Ce résultat remarquable souligne d'une part, la productivité naturelle élevée du bassin expérimental, mais surtout d'autre part, l'importance d'une gestion parfaite de l'eau et d'une mise en charge équilibrée. En effet l'expérience a été menée dans un bassin alimenté en eau de mer par pompage aux marées, à l'exclusion de toute possibilité d'apport d'eau douce, sauf les pluies. Sans renouvellement continuel de l'eau du bassin par les marées fraîches, le taux de salinité aurait rapidement atteint le niveau de tolérance tant pour les algues (nourriture unique) que pour le poisson ; ce fait est largement démontré par les pêches témoins dans les bassins des Salines. L'expérience a prouvé qu'en 2 à 3 mois d'élevage on peut obtenir du poisson de consommation, en provoquant par des pêches intermédiaires, une succession de poussée spécifique des groupes d'individus les plus vigoureux, d'oú l'intérêt d'une mise en charge initiale de populations de Chanos de tailles différentes.

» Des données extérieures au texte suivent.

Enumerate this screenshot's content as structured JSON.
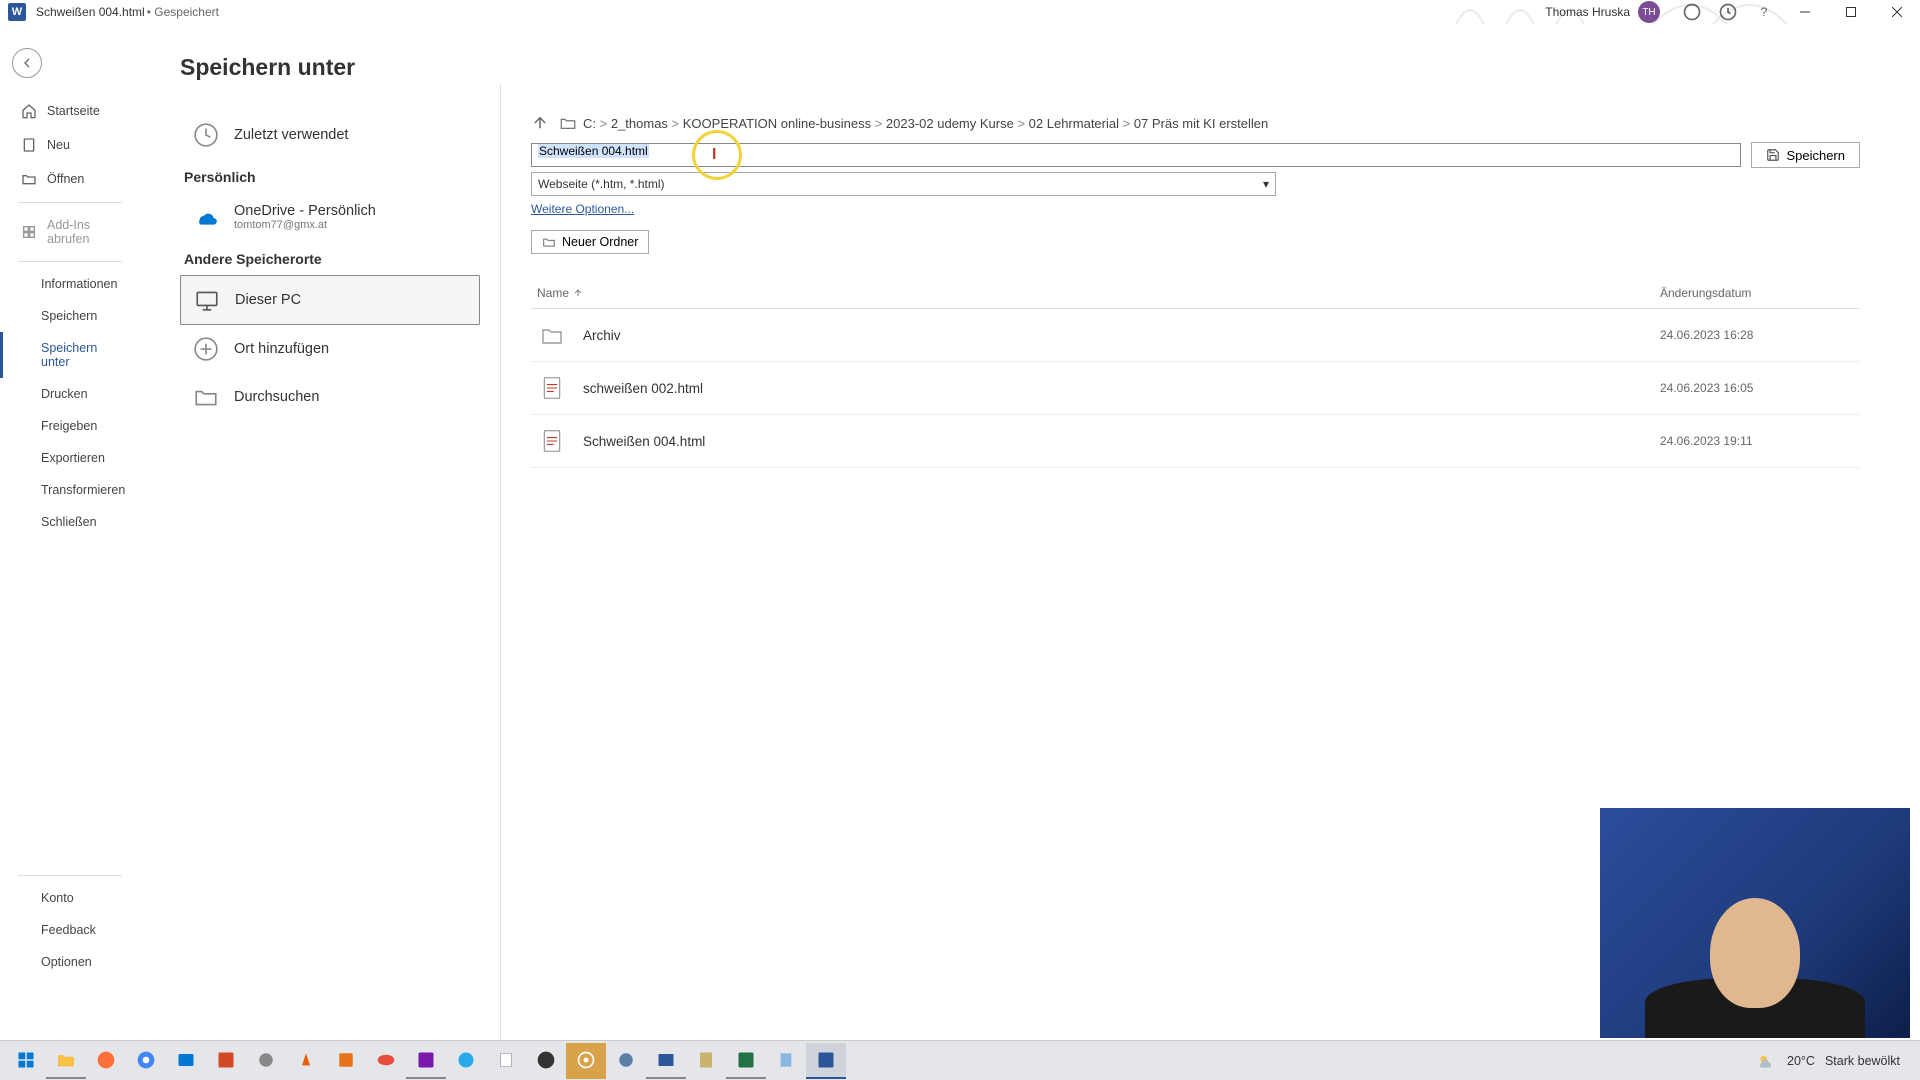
{
  "titlebar": {
    "doc_title": "Schweißen 004.html",
    "doc_status": "Gespeichert",
    "user_name": "Thomas Hruska",
    "user_initials": "TH"
  },
  "sidebar": {
    "items": [
      {
        "icon": "home",
        "label": "Startseite"
      },
      {
        "icon": "new",
        "label": "Neu"
      },
      {
        "icon": "open",
        "label": "Öffnen"
      },
      {
        "icon": "addins",
        "label": "Add-Ins abrufen"
      },
      {
        "icon": "",
        "label": "Informationen"
      },
      {
        "icon": "",
        "label": "Speichern"
      },
      {
        "icon": "",
        "label": "Speichern unter"
      },
      {
        "icon": "",
        "label": "Drucken"
      },
      {
        "icon": "",
        "label": "Freigeben"
      },
      {
        "icon": "",
        "label": "Exportieren"
      },
      {
        "icon": "",
        "label": "Transformieren"
      },
      {
        "icon": "",
        "label": "Schließen"
      }
    ],
    "bottom": [
      {
        "label": "Konto"
      },
      {
        "label": "Feedback"
      },
      {
        "label": "Optionen"
      }
    ]
  },
  "middle": {
    "page_title": "Speichern unter",
    "recent_label": "Zuletzt verwendet",
    "personal_header": "Persönlich",
    "onedrive_label": "OneDrive - Persönlich",
    "onedrive_sub": "tomtom77@gmx.at",
    "other_header": "Andere Speicherorte",
    "this_pc_label": "Dieser PC",
    "add_place_label": "Ort hinzufügen",
    "browse_label": "Durchsuchen"
  },
  "filepanel": {
    "breadcrumb": [
      "C:",
      "2_thomas",
      "KOOPERATION online-business",
      "2023-02 udemy Kurse",
      "02 Lehrmaterial",
      "07 Präs mit KI erstellen"
    ],
    "filename_value": "Schweißen 004.html",
    "filetype_value": "Webseite (*.htm, *.html)",
    "save_btn": "Speichern",
    "more_options": "Weitere Optionen...",
    "new_folder": "Neuer Ordner",
    "col_name": "Name",
    "col_date": "Änderungsdatum",
    "rows": [
      {
        "type": "folder",
        "name": "Archiv",
        "date": "24.06.2023 16:28"
      },
      {
        "type": "html",
        "name": "schweißen 002.html",
        "date": "24.06.2023 16:05"
      },
      {
        "type": "html",
        "name": "Schweißen 004.html",
        "date": "24.06.2023 19:11"
      }
    ]
  },
  "taskbar": {
    "temp": "20°C",
    "weather_text": "Stark bewölkt"
  }
}
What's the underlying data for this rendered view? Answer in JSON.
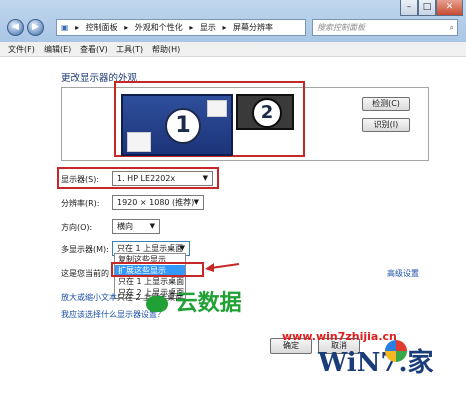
{
  "window": {
    "close_label": "✕",
    "max_label": "□",
    "min_label": "–"
  },
  "address": {
    "crumbs": [
      "控制面板",
      "外观和个性化",
      "显示",
      "屏幕分辨率"
    ],
    "search_placeholder": "搜索控制面板"
  },
  "menubar": [
    "文件(F)",
    "编辑(E)",
    "查看(V)",
    "工具(T)",
    "帮助(H)"
  ],
  "heading": "更改显示器的外观",
  "monitors": {
    "m1": "1",
    "m2": "2"
  },
  "buttons": {
    "detect": "检测(C)",
    "identify": "识别(I)",
    "ok": "确定",
    "cancel": "取消"
  },
  "display": {
    "label": "显示器(S):",
    "value": "1. HP LE2202x"
  },
  "resolution": {
    "label": "分辨率(R):",
    "value": "1920 × 1080 (推荐)"
  },
  "orientation": {
    "label": "方向(O):",
    "value": "横向"
  },
  "multi": {
    "label": "多显示器(M):",
    "value": "只在 1 上显示桌面",
    "options": [
      "复制这些显示",
      "扩展这些显示",
      "只在 1 上显示桌面",
      "只在 2 上显示桌面"
    ]
  },
  "current_display_text": "这是您当前的",
  "advanced_link": "高级设置",
  "link_text_size_prefix": "放大或缩小文本",
  "link_text_size_suffix": "只在 2 上显示桌面",
  "link_which_settings": "我应该选择什么显示器设置？",
  "watermark": {
    "site": "www.win7zhijia.cn",
    "data_brand": "云数据",
    "win7": "WiN7.家"
  },
  "colors": {
    "accent_red": "#c62828",
    "selected": "#3399ff",
    "link": "#1b4fa8"
  }
}
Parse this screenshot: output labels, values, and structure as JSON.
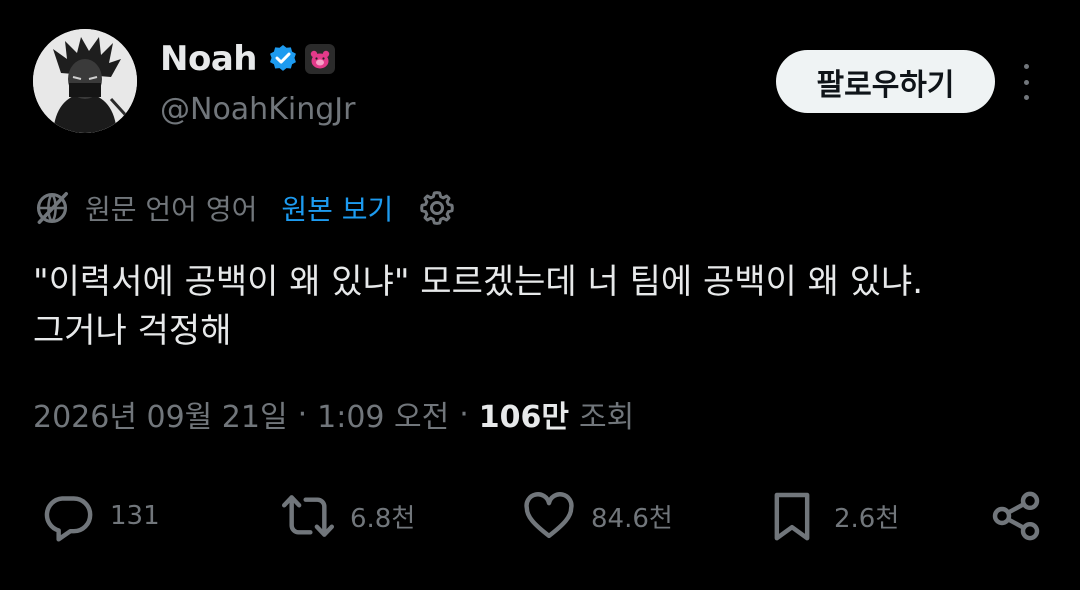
{
  "user": {
    "name": "Noah",
    "handle": "@NoahKingJr",
    "verified_color": "#1d9bf0"
  },
  "header": {
    "follow_label": "팔로우하기",
    "more_icon": "more-vertical-icon"
  },
  "translation": {
    "source_label": "원문 언어 영어",
    "show_original_label": "원본 보기",
    "icon": "no-translate-icon",
    "settings_icon": "gear-icon"
  },
  "tweet": {
    "text": "\"이력서에 공백이 왜 있냐\" 모르겠는데 너 팀에 공백이 왜 있냐.\n그거나 걱정해"
  },
  "meta": {
    "date": "2026년 09월 21일",
    "separator": "·",
    "time": "1:09 오전",
    "views_count": "106만",
    "views_label": "조회"
  },
  "actions": {
    "reply": {
      "icon": "reply-icon",
      "count": "131"
    },
    "retweet": {
      "icon": "retweet-icon",
      "count": "6.8천"
    },
    "like": {
      "icon": "heart-icon",
      "count": "84.6천"
    },
    "bookmark": {
      "icon": "bookmark-icon",
      "count": "2.6천"
    },
    "share": {
      "icon": "share-icon"
    }
  },
  "colors": {
    "background": "#000000",
    "text": "#e7e9ea",
    "secondary": "#71767b",
    "link": "#1d9bf0",
    "affiliate_badge": "#e33a8a"
  }
}
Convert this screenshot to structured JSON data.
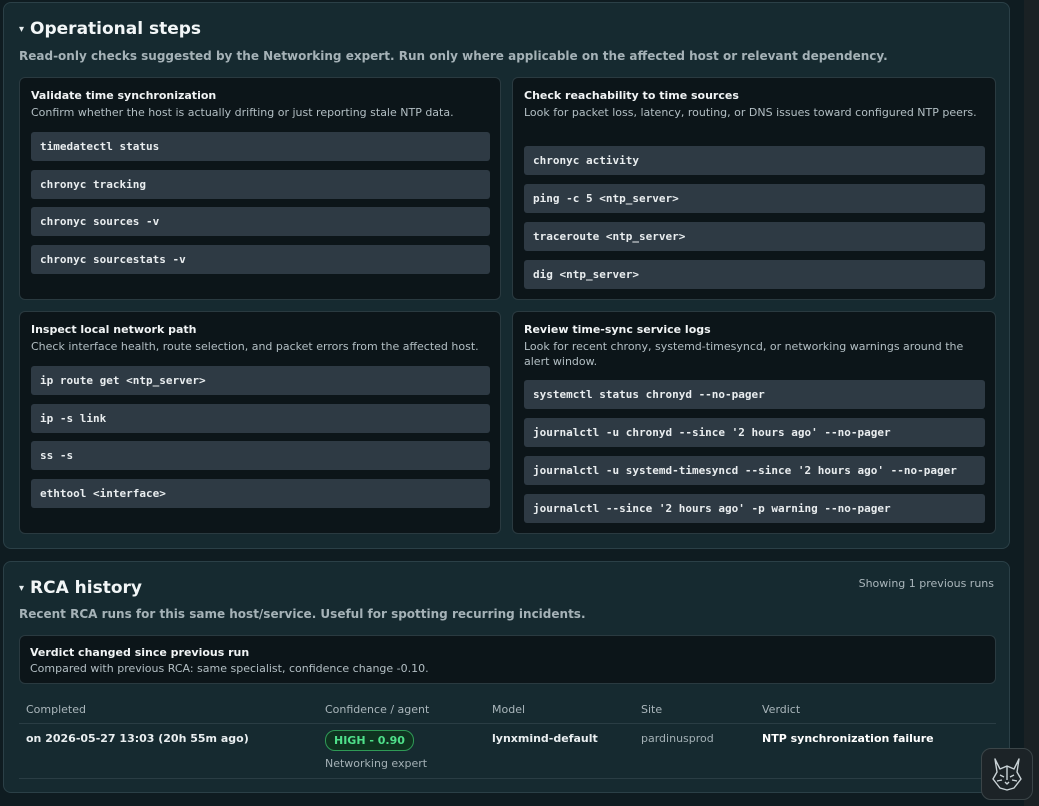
{
  "operational": {
    "title": "Operational steps",
    "subtitle": "Read-only checks suggested by the Networking expert. Run only where applicable on the affected host or relevant dependency.",
    "cards": [
      {
        "title": "Validate time synchronization",
        "desc": "Confirm whether the host is actually drifting or just reporting stale NTP data.",
        "commands": [
          "timedatectl status",
          "chronyc tracking",
          "chronyc sources -v",
          "chronyc sourcestats -v"
        ]
      },
      {
        "title": "Check reachability to time sources",
        "desc": "Look for packet loss, latency, routing, or DNS issues toward configured NTP peers.",
        "commands": [
          "chronyc activity",
          "ping -c 5 <ntp_server>",
          "traceroute <ntp_server>",
          "dig <ntp_server>"
        ]
      },
      {
        "title": "Inspect local network path",
        "desc": "Check interface health, route selection, and packet errors from the affected host.",
        "commands": [
          "ip route get <ntp_server>",
          "ip -s link",
          "ss -s",
          "ethtool <interface>"
        ]
      },
      {
        "title": "Review time-sync service logs",
        "desc": "Look for recent chrony, systemd-timesyncd, or networking warnings around the alert window.",
        "commands": [
          "systemctl status chronyd --no-pager",
          "journalctl -u chronyd --since '2 hours ago' --no-pager",
          "journalctl -u systemd-timesyncd --since '2 hours ago' --no-pager",
          "journalctl --since '2 hours ago' -p warning --no-pager"
        ]
      }
    ]
  },
  "rca": {
    "title": "RCA history",
    "subtitle": "Recent RCA runs for this same host/service. Useful for spotting recurring incidents.",
    "runs_count": "Showing 1 previous runs",
    "verdict_change": {
      "title": "Verdict changed since previous run",
      "desc": "Compared with previous RCA: same specialist, confidence change -0.10."
    },
    "columns": [
      "Completed",
      "Confidence / agent",
      "Model",
      "Site",
      "Verdict"
    ],
    "rows": [
      {
        "completed": "on 2026-05-27 13:03 (20h 55m ago)",
        "confidence": "HIGH - 0.90",
        "agent": "Networking expert",
        "model": "lynxmind-default",
        "site": "pardinusprod",
        "verdict": "NTP synchronization failure"
      }
    ]
  },
  "colors": {
    "background": "#0f1c21",
    "panel": "#162a30",
    "card": "#0c1519",
    "command": "#2e3a44",
    "badge_green": "#4fe08a"
  },
  "icons": {
    "caret": "▾",
    "logo": "lynx-logo-icon"
  }
}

S'il s'agit de produire des appâts pour la pêche thonière, il suffit de procéder à des mises en charge massives, de manière que l'alevin dispose d'une nourriture d'entretien mais non de croissance : cettetechnique permet également de tenir en réserve des mises en charges suffisantes pour mener un second élevage de production de poisson de consommation, de Mai à Juillet.

Dans une perspective de vulgarisation de la mariculture, toutes les conditions existent en effet pour mener un second élevage d'arrièresaison : il ne peut être réalisé dans les conditions actuelles aux Salines pour la simple raison que les bassins sont orientés de manière à évaporer au maximum (concentration du sel); que pour la même raison, l'on ne peut y renouveler l'eau suffisamment et que les digues ne fonctionnent pas comme coupe-vent, il se produit en surface beaucoup d'agitation (vaguelettes) qui réduit fortement la production d'algues.

L'excellence des résultats expérimentaux obtenus souligne tout l'intérêt de créer dans la région un centre aquicole côtier tributaire des marées qui, par son rôle pilote, contribuera à la promotion de ce secteur des plus prometteurs dans une région de prédilection pour cette activité, et pour le mieux être des populations locales.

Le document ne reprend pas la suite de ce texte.